В конструкторском отделе я попал в бюро Бениамина Иосифовича Клиота, в группу Татьяны Семёновны Пчелинцевой. На первых порах надо мной шефствовал опытный конструктор Игорь Козадаев, то есть я начал разрабатывать узлы и детали аппаратов, разработанных им. Через много лет я понял, что этот человек, был вехой на моём жизненном пути и определённым знаком судьбы. Когда я после окончания института работал в городе Дзержинске, я жил на частной квартире у хозяев, фамилия которых была Козодой.

Среди различных типов аппаратов, которые мы разрабатывали, была и аппаратура установок для производства спирта из пищевых продуктов. Однажды нам предложили съездить на экскурсию на Рассказовский спиртзавод, чтобы мы посмотрели, как работает разрабатываемая нами аппаратура, и послушали отзывы людей, её эксплуатирующих. Козадаев, как человек опытный, сказал мне, что надо взять с собой резиновую грелку. Её можно заполнить спиртом, заткнуть за пояс и спокойно пройти через проходную завода.

Приехав на завод, мы прошли по всему технологическому циклу производства спирта. В конце технологической линии технолог цеха любезно разрешил каждому из нас аккуратно заполнить принесённую ёмкость 96%-ным спиртом из смотрового фонаря. Все это сделали аккуратно, а затем прошли через проходную завода без каких-либо замечаний.

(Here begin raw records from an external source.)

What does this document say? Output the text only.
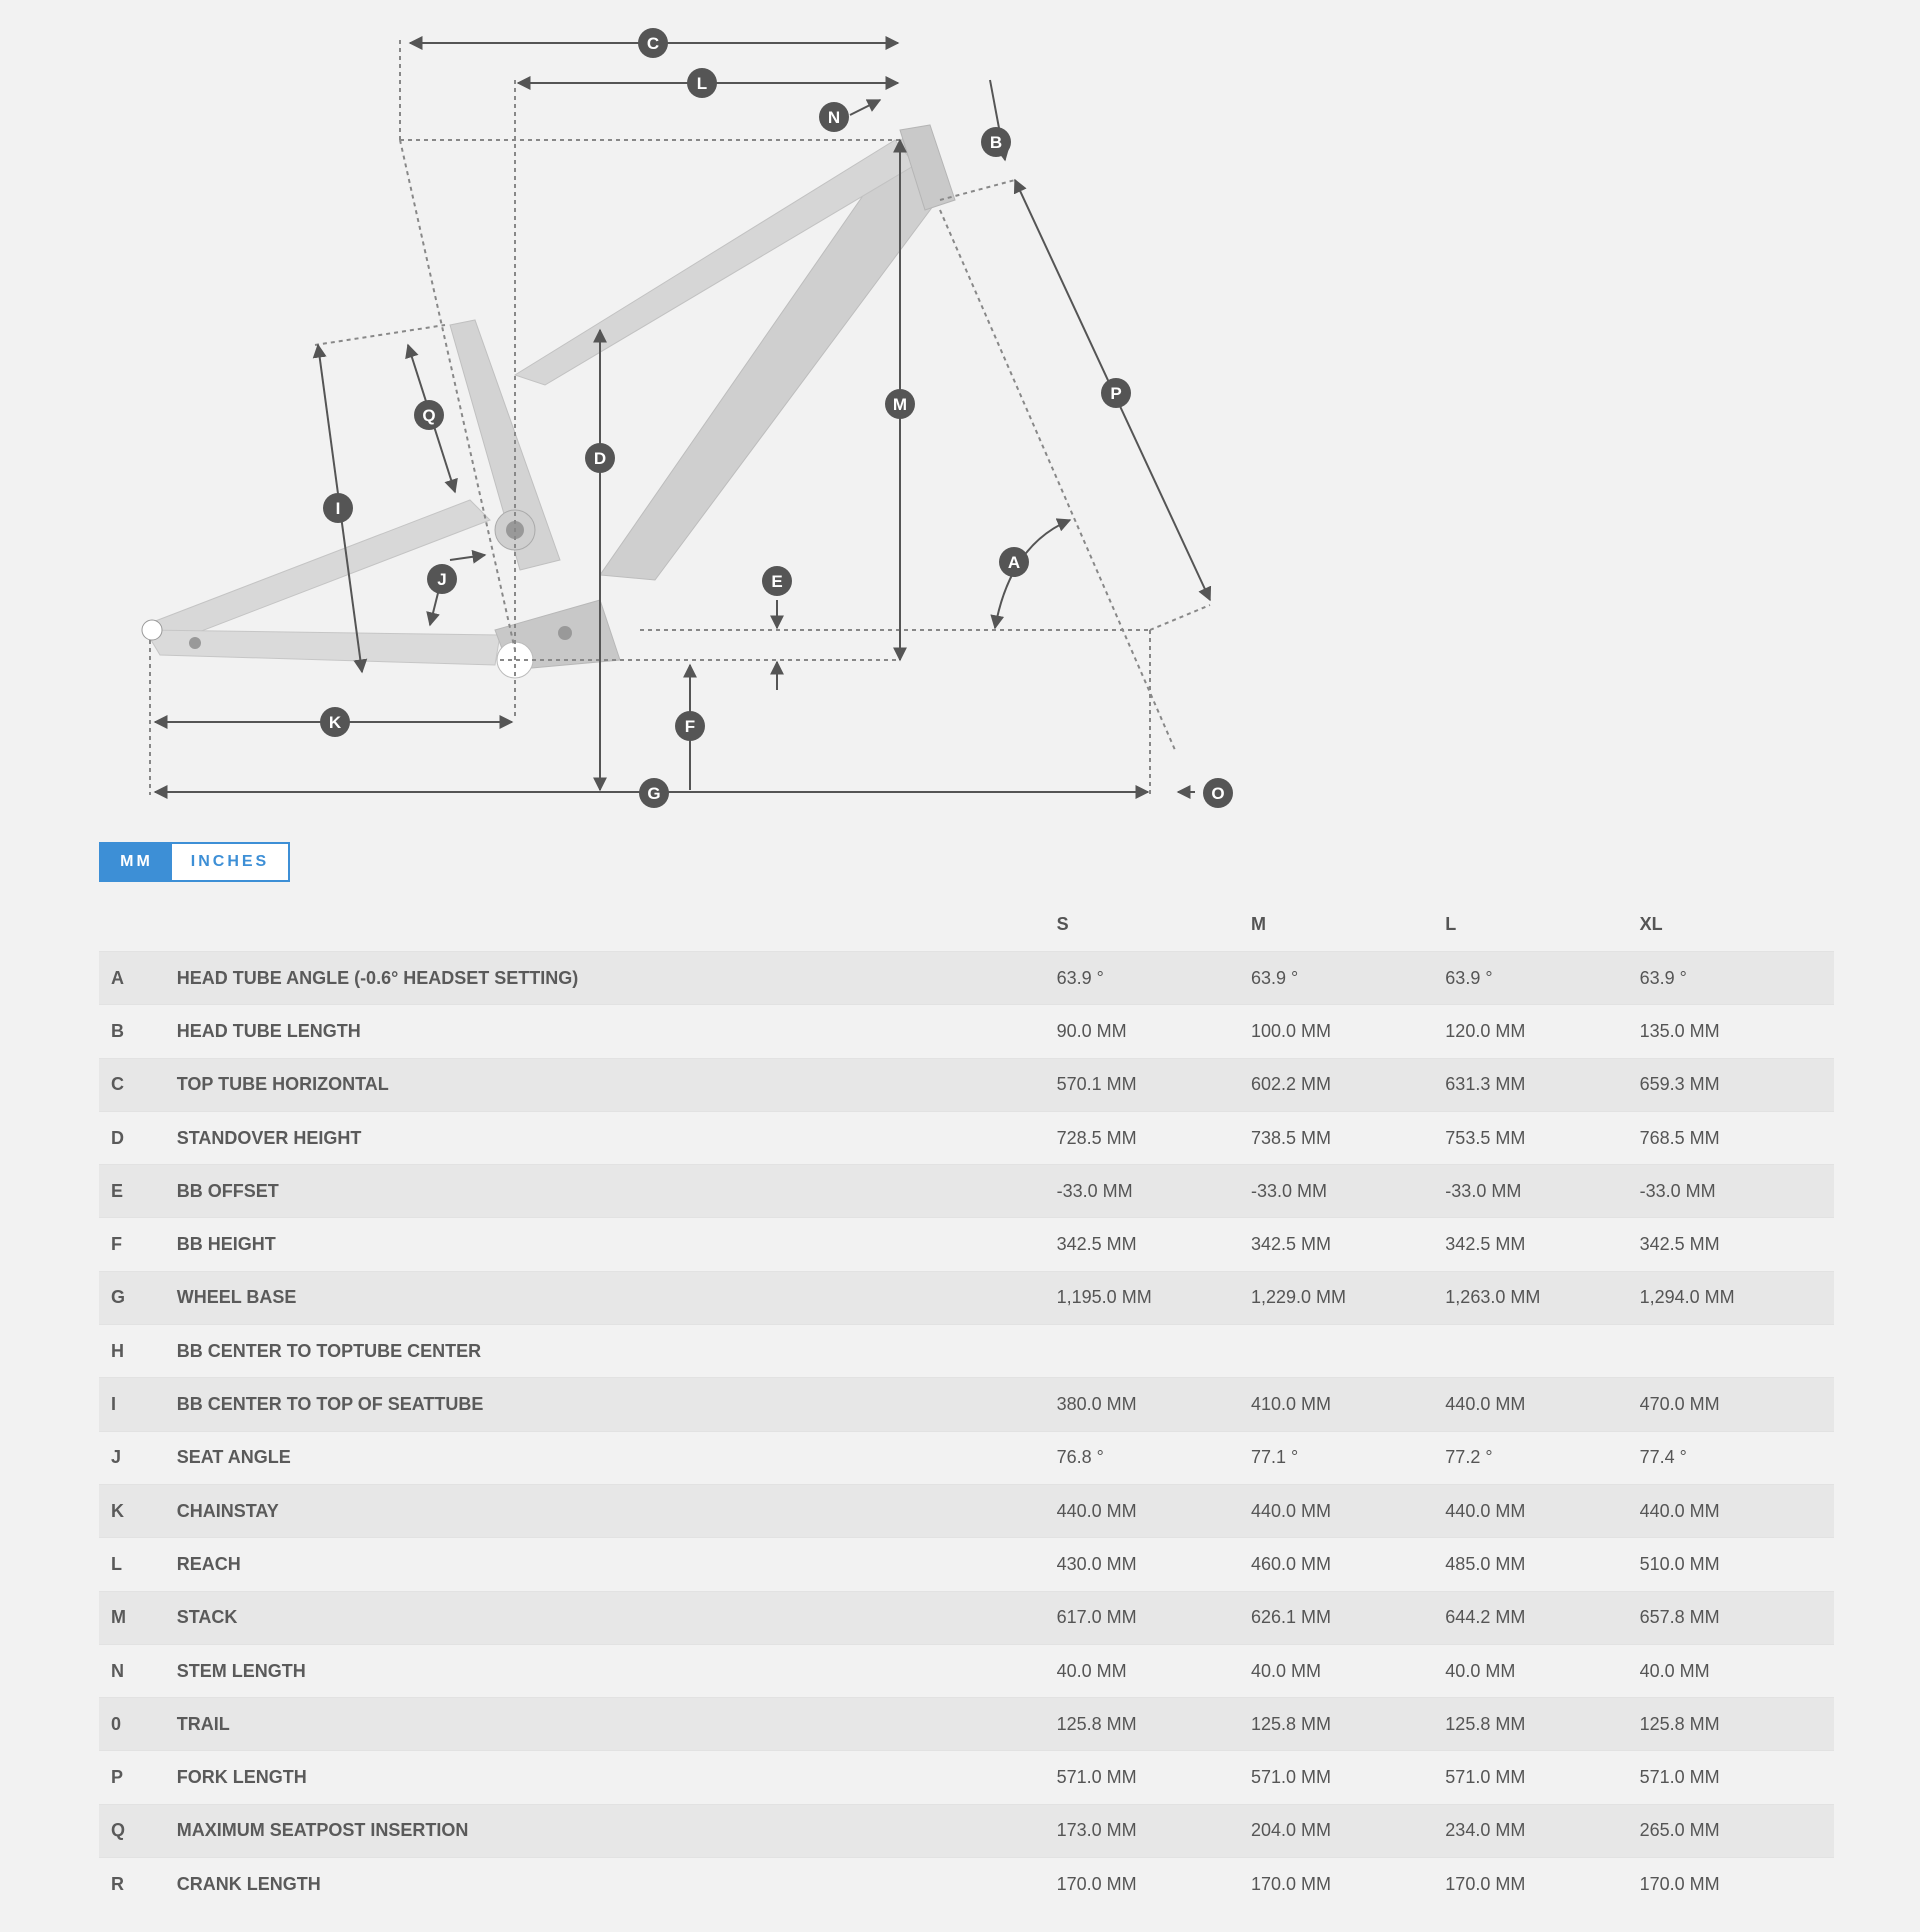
C
L
N
B
P
M
D
Q
I
J	E
A
K	F
G	O
MM	INCHES
		S	M	L	XL
A	HEAD TUBE ANGLE (-0.6° HEADSET SETTING)	63.9 °	63.9 °	63.9 °	63.9 °
B	HEAD TUBE LENGTH	90.0 MM	100.0 MM	120.0 MM	135.0 MM
C	TOP TUBE HORIZONTAL	570.1 MM	602.2 MM	631.3 MM	659.3 MM
D	STANDOVER HEIGHT	728.5 MM	738.5 MM	753.5 MM	768.5 MM
E	BB OFFSET	-33.0 MM	-33.0 MM	-33.0 MM	-33.0 MM
F	BB HEIGHT	342.5 MM	342.5 MM	342.5 MM	342.5 MM
G	WHEEL BASE	1,195.0 MM	1,229.0 MM	1,263.0 MM	1,294.0 MM
H	BB CENTER TO TOPTUBE CENTER				
I	BB CENTER TO TOP OF SEATTUBE	380.0 MM	410.0 MM	440.0 MM	470.0 MM
J	SEAT ANGLE	76.8 °	77.1 °	77.2 °	77.4 °
K	CHAINSTAY	440.0 MM	440.0 MM	440.0 MM	440.0 MM
L	REACH	430.0 MM	460.0 MM	485.0 MM	510.0 MM
M	STACK	617.0 MM	626.1 MM	644.2 MM	657.8 MM
N	STEM LENGTH	40.0 MM	40.0 MM	40.0 MM	40.0 MM
0	TRAIL	125.8 MM	125.8 MM	125.8 MM	125.8 MM
P	FORK LENGTH	571.0 MM	571.0 MM	571.0 MM	571.0 MM
Q	MAXIMUM SEATPOST INSERTION	173.0 MM	204.0 MM	234.0 MM	265.0 MM
R	CRANK LENGTH	170.0 MM	170.0 MM	170.0 MM	170.0 MM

Приехав домой, в общежитие, а я тогда уже жил в общежитии ИТР, решил попробовать привезенный спирт с приятелями. В комнате нас жило 4 человека: выпускник Харьковского политехнического института Ваня Ильин, выпускник Львовского политехнического института Иван Ильин, выпускник Бердичевского машиностроительного техникума Валентин Данчевский и я. Особенно мы подружились с Ваней Ильиным. Родом он был из Смоленской области, являлся большим любителем литературы и очень обаятельным человеком. Сам я до того никогда не пил неразведенный спирт. Спирт при разливке по стаканам оказался не очень приятным на вид. Частично растворив резину грелки, он стал мутным и имел запах резины. Глотнув налитое в стакан, стал потом судорожно закусывать. Утром начались чудеса. После чистки зубов я глотнул немного воды, и меня опять начало качать из стороны в сторону.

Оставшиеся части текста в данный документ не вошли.